CS143 Introduction to Computer Vision:
Project 5 Tracking and Structure from Motion

Gili Kliger (gkliger)

 

Overview

In this assignment, we reconstruct the 3D shape of an object from a series of observations. The three essential steps are:

    Keypoint selection
    Feature tracking
    Structure from motion

Keypoint Selection

We use a Harris corner detector to select keypoints. Here's what the selected keypoints look like overlayed on the first video frame:


Feature Tracking

We implement a Lucas-Kanade tracker for the keypoints we've detected, which computes optical flow between successive video frames and moves the selected keypoints from the first frame along the flow field. Here's what the movement of 20 random keypoints over a sequence of frames looked like:


Structure from Motion

Now we use the discovered keypoint tracks as input for the affine structure from motion procedure.

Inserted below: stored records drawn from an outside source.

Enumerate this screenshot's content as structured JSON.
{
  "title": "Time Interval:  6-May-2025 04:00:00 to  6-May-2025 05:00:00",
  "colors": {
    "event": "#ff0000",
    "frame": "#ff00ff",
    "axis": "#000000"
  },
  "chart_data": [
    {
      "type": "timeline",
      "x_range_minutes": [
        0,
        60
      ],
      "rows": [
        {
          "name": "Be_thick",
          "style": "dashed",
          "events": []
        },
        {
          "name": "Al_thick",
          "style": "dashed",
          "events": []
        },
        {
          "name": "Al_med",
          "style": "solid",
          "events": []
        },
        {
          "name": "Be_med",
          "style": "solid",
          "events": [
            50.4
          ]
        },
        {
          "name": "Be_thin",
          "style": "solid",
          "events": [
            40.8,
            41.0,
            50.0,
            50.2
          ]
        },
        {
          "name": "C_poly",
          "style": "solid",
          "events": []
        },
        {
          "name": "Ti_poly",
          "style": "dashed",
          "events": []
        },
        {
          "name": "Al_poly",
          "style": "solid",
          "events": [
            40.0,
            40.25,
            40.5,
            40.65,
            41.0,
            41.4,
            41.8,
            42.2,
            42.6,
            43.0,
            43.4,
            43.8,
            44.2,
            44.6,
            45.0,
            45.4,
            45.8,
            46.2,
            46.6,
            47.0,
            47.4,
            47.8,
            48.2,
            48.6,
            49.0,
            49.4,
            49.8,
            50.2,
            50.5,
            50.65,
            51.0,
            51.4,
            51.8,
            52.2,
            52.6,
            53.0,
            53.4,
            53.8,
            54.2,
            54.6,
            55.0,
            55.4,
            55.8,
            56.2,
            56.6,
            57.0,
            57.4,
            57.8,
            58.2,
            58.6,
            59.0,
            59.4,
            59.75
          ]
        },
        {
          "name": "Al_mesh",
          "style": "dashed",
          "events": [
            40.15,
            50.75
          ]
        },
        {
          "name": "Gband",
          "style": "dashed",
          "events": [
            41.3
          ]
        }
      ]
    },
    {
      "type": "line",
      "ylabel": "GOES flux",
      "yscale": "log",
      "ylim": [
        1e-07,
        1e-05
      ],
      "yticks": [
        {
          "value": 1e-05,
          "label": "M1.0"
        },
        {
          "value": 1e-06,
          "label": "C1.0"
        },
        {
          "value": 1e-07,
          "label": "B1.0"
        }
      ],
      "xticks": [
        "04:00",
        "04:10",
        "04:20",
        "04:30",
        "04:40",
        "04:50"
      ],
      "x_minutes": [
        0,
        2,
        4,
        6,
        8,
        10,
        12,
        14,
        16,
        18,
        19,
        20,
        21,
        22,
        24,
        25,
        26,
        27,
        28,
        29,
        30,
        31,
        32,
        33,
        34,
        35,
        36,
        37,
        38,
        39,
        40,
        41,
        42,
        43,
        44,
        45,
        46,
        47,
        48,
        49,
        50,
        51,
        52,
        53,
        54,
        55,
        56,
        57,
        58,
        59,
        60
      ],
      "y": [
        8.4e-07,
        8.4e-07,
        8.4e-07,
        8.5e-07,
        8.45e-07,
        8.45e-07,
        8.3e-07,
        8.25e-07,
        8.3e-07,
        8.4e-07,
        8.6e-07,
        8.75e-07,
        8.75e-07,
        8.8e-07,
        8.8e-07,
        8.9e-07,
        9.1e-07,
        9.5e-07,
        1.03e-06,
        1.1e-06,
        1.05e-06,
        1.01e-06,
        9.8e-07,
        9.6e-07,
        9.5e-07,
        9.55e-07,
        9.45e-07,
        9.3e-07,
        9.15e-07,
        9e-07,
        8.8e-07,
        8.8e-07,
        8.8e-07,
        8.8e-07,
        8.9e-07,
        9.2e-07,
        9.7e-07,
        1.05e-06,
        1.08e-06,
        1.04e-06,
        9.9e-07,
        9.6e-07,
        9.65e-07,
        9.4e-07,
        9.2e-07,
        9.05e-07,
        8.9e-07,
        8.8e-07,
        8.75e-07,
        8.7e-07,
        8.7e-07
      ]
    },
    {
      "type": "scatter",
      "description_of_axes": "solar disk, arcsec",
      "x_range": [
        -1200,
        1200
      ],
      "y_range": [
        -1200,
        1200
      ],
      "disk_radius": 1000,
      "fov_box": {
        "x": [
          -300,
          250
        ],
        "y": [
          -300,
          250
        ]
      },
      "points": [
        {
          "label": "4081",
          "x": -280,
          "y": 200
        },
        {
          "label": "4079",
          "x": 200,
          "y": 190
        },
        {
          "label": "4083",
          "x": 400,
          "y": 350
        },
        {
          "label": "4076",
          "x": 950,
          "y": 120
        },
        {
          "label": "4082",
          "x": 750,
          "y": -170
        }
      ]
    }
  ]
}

For the n images and m tracked features, we first center each feature's coordinates, and then construct a measurement matrix D of the x and y coordinates for each over time. We then compute the SVD of D to get the matrices U, W, and V, where D = U W V'. We take the first 3 columns of U, the first 3 columns of V, and the upper left 3x3 block of W, and create motion and shape matrices. Here are 3 views of the reconstructed structure:

Here's the predicted camera motion for the X, Y, and Z axis:

Results

The Lucas-Kanade tracker tracked features over time well. On the other hand the structure from motion algorithm did not recover the 3d box shape quite as well as we might like.